The Cases for Each Type of Hay
Good quality, hand-selected hay is the goal, whether it’s Timothy, orchard, or alfalfa hay for rabbits. But, each type of hay suits different types of bunnies.
Alfalfa hay should be fed to bunnies less than a year old who are growing like crazy and have extra nutritional needs. The high levels of calcium, protein, fat, and fiber in alfalfa make it a great choice for these hungry little babies. You can also feed alfalfa hay to pregnant or nursing bunnies to give them the extra good stuff they need to raise their little ones. But you should stop feeding alfalfa hay after about a year because of the considerations mentioned above.
Alfalfa hay also makes a delicious treat for those lucky bunnies. Its rich, decadent flavor makes it nearly irresistible and it’ll be gobbled up in no time. Even the pickiest buns will be interested in eating if a little alfalfa is sprinkled in from time to time.
Timothy is a good all-around hay for the general dietary needs of bunnies. It has balanced levels of protein, fat, and fiber and will help keep your bunny happy and healthy. If, for some reason, your little fuzzy refuses to eat Timothy, you could try orchard or oat hay. With so many selections, you’re sure to find one your rabbit loves.

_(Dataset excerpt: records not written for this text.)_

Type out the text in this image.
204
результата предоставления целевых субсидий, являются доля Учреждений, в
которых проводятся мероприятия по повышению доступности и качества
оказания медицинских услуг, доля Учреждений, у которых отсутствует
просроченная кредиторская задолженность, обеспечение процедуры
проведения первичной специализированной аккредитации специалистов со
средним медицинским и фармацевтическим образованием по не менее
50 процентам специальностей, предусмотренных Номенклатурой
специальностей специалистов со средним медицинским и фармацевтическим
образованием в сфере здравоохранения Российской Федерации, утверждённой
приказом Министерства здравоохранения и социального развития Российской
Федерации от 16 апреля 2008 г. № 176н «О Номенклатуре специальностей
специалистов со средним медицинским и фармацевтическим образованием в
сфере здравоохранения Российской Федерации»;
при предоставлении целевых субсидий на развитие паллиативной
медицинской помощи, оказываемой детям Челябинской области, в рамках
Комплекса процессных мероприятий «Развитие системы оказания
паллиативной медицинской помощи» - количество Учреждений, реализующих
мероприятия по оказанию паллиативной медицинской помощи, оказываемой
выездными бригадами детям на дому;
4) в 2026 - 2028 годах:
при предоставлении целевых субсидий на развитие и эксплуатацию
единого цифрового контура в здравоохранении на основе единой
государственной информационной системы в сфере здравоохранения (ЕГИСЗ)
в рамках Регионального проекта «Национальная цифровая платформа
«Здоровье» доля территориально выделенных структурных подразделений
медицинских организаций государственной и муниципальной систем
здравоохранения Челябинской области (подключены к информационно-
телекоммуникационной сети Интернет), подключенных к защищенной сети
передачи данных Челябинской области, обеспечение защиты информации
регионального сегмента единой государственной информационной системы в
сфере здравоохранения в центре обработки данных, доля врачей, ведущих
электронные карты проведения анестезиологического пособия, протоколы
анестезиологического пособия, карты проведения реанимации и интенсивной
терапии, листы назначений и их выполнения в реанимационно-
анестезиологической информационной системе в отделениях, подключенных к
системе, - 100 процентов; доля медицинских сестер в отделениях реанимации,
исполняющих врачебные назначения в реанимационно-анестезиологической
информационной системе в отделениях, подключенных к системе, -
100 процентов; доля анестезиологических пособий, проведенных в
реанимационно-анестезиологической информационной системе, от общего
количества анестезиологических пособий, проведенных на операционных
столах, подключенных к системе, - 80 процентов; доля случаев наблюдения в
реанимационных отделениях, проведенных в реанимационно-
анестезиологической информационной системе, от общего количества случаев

Many bunny parents ask themselves: “Which is better, Timothy hay or alfalfa hay for rabbits?” Now, you can see the difference between these two common types. Timothy is a great everyday hay for adult buns, while alfalfa hay should only be fed as a treat hay because of its high levels of calcium and fat. It can also be fed to baby buns less than a year old and used to entice even the pickiest little bunny to eat their greens.